The last thing we’ll consider is the idea that The Gospel is Too Complicated to Share.

The Good News of salvation from God in Christ is not hard. It’s simple. But for several generations now, especially in Churches of Christ, I think, we’ve put too much emphasis on knowing all the details of our rules and regulations and on being able to explain and proof-text all our inconsistencies and loopholes that we’ve made sharing the Good News kinda scary. We’ve turned into a people who’d rather not say anything to our friends about Jesus than risk saying something and not be able to answer a tricky question. For a variety of reasons, we’ve come to believe it’s a sin to say to somebody, “I don’t know.”

The Good News is not complicated. It’s the very simple and beautiful truth that God’s eternal salvation through his crucified and risen Son is a gift. It’s a loving gift.
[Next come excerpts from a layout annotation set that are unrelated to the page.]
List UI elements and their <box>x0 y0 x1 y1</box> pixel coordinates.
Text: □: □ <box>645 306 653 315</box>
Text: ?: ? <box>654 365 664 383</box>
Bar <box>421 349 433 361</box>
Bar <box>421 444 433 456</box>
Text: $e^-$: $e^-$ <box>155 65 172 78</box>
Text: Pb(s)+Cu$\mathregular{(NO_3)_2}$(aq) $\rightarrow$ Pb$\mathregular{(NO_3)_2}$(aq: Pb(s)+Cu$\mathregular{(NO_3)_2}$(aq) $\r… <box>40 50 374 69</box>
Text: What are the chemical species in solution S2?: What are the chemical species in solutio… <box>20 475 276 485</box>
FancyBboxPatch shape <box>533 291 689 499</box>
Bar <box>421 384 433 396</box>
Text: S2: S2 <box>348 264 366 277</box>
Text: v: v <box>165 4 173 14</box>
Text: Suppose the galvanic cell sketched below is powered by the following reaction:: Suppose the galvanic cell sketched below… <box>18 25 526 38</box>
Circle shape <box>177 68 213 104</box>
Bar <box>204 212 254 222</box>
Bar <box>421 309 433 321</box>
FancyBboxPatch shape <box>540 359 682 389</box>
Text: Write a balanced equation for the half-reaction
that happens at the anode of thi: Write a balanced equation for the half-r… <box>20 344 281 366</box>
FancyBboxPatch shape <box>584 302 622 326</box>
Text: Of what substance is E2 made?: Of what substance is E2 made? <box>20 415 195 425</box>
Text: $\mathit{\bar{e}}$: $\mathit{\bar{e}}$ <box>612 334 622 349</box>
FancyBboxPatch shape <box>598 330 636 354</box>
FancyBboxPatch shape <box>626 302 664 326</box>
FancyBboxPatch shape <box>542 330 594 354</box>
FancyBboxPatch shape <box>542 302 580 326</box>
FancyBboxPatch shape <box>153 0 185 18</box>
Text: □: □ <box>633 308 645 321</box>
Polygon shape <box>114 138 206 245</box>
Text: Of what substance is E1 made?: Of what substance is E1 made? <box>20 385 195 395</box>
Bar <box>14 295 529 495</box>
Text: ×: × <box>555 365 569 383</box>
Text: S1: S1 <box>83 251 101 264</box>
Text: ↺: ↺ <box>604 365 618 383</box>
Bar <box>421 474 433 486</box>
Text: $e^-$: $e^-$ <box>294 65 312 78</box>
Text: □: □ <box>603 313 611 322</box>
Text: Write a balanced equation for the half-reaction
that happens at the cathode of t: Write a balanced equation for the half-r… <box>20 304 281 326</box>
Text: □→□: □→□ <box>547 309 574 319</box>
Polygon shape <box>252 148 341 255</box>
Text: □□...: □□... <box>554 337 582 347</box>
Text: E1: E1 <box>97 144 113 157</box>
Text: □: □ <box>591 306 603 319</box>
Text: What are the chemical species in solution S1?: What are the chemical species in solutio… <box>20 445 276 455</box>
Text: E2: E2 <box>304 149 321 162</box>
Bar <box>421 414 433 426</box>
And his loving grace continually washes us and covers the stuff we don’t know.

If we believe what the culture tells us about church, if we believe only what we see with our eyes and what we read and hear from others, then, yeah, we can start believing that we’re just hanging on to a dying brand and that our message has no power and the world has passed us by. Who wants to have me try to push that on anybody? See, if we believe these things, we’ll stop talking.

You know, it looked bad when the world crucified Jesus. But God used that to save humanity. It felt bad when the world executed Stephen and scattered the Church. But God used that to expand the borders of his eternal Kingdom. Today, we know our God is using the circumstances in our culture and the conditions in our world — right now! — to do more through his Church than we could ever possibly dare to ask or imagine.

The question is: What do you believe?

Living in the middle of this world that resists Jesus and his Church, living in a society that rejects salvation from God in Christ, we need to believe the Good News. We have to believe that God lives in us and his Son is our Lord. The government does not have control over how we live our lives. Technology does not define our existence. Postmodernism doesn’t determine how we think. News and entertainment does not account for who we are. We must break the faithless habit of letting the journalists tell us what’s really real — we should at least give the Scriptures equal time!

Just like Moses in the Midian desert, just like Isaiah in the Temple, just like John on the Island of Patmos, in chains, guarded by Roman soldiers, watching the trade ships of the Empire sail by, hearing the reports of increased persecution, we, too, have been given a vision and a task. We’ve been given a picture of the way things really are: God on his throne, Christ Jesus by his side, and the Holy Spirit inside his people, filling us with courage and working in us and through us so his eternal will is done on earth just as it is in heaven.

May we believe the Good News.
May our words be fueled by the Spirit and filled with boldness.
And may our risen and coming Lord Jesus receive all the glory forever.